Traducido por Dayne Rosales

Por Marc Smith, psicólogo y maestro colegiado, autor de The Emotional Learner.

Ayudar a los estudiantes a comprender la naturaleza de la ansiedad hace toda la diferencia respecto de lo bien que pueden enfrentar las situaciones estresantes.

En una entrevista de 2015 con The Guardian, el autor Matt Haig realizó una observación interesante: “la ansiedad te hace sentir curiosidad y la curiosidad te lleva a la comprensión”. Es inusual escuchar a la gente hablar sobre los aspectos positivos de las emociones negativas. Después de todo, la ansiedad puede ser debilitante y puede reducir significativamente el bienestar. En las escuelas, es común ver a los estudiantes experimentar ansiedad ante los exámenes o pruebas.

La investigación sugiere que los estudiantes de Certificación General de Educación Secundaria (GCSE) con niveles más altos de ansiedad ante los exámenes obtienen calificaciones más bajas que el resto de sus compañeros que se muestran menos ansiosos.
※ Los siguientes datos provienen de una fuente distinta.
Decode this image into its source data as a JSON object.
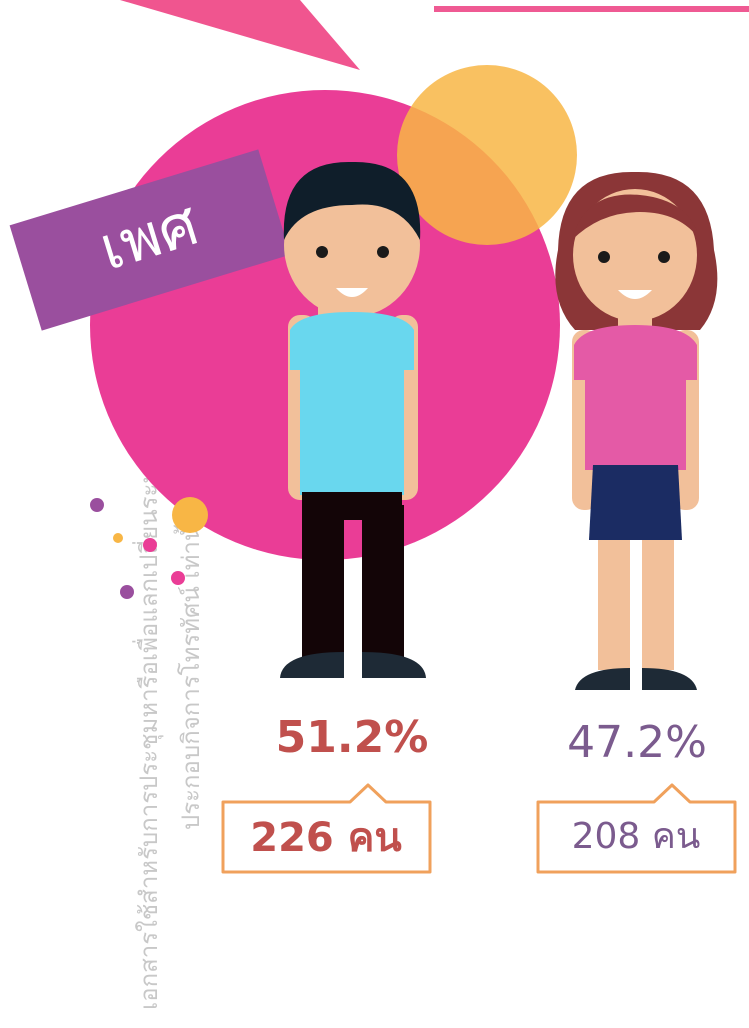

Donde el rendimiento de un alumno se encuentra alrededor del límite del grado, esta puede ser la diferencia ente aprobar y no aprobar, o la de obtener los resultados necesarios para un estudio posterior. Una explicación para esto es que la ansiedad tiene un efecto perjudicial en la memoria de trabajo. Los estudiantes ansiosos ante los exámenes también tienen más probabilidades de posponer las cosas y ser menos capaces de hacer frente a las presiones cotidianas de la escuela.

Pero como señala Haig, de hecho, hay otro lado de la ansiedad. Esta puede motivar y mejorar las capacidades cognitivas, como la atención. Esto puede sonar contradictorio a las formas en que nos limita; todo se trata del nivel de ansiedad experimentado.

En 1908, los psicólogos Robert Yerkes y John Dillingham Dodson descubrieron que los animales se desempeñaban mejor en aquellas tareas en las que se ponían moderadamente ansiosos de antemano, pero el rendimiento se vio afectado cuando los animales experimentaron niveles muy altos de ansiedad. Los estudios recientes que han involucrado la participación de humanos han apoyado esta noción, un concepto que ahora se conoce como la ley de Yerkes-Dodson .

A menudo, la ansiedad ante los exámenes surge debido a la naturaleza inusual del entorno del examen, donde la presión es particularmente alta. Los exámenes no solo están relacionados con una alteración importante en las rutinas diarias, sino que representan una situación en la que nuestra capacidad y nuestros sentimientos de autoestima están siendo probados.

Encontrar estrategias para enfrentarlos

Entonces, si la ansiedad es buena y mala al mismo tiempo, ¿cómo deberían las escuelas abordar el problema con sus alumnos? Eliminar por completo los eventos que provocan ansiedad no es práctico ni útil a largo plazo, porque el desafío es necesario para un aprendizaje efectivo.

El docente debe enfatizar que cierto nivel de ansiedad es tanto natural como útil y buscar nutrir estrategias para enfrentarla de manera positiva. Asegurarse de que los estudiantes estén familiarizados con el entorno de la prueba, permitirles completar trabajos anteriores, incluidas las secciones de información personal, regularmente y con mucha anticipación a cualquier examen formal (si ciertas tareas simples se vuelven habituales, hay menos de qué preocuparse más adelante). Las pruebas rápidas o cuestionarios al inicio de una clase pueden ayudar a los alumnos a identificar lagunas en su conocimiento.

Debes ser claro sobre lo que se espera de tus alumnos, por ejemplo, qué preguntas necesitan respuesta y qué deben hacer una vez que hayan completado el trabajo. Si es posible, permite que se familiaricen con la sala del examen, cómo se organizarán los escritorios y dónde se sentarán. He visto a estudiantes vagando por las filas, buscando desesperadamente sus lugares, y poniéndose cada vez más ansiosos incluso antes de que se hayan sentado.

Crucialmente, no uses el miedo como una herramienta para motivar. Decir a los alumnos que fallarán si no trabajan duro aumenta los niveles de ansiedad, pero decirles qué tan bien les puede ir si trabajan duro parece tener el efecto opuesto. Es probable que aún experimenten cierto nivel de ansiedad, pero eso está bien. Lo que podemos hacer es ayudar a evitar que ésta alcance niveles inmanejables y evitar que los estudiantes se angustien por estar ansiosos.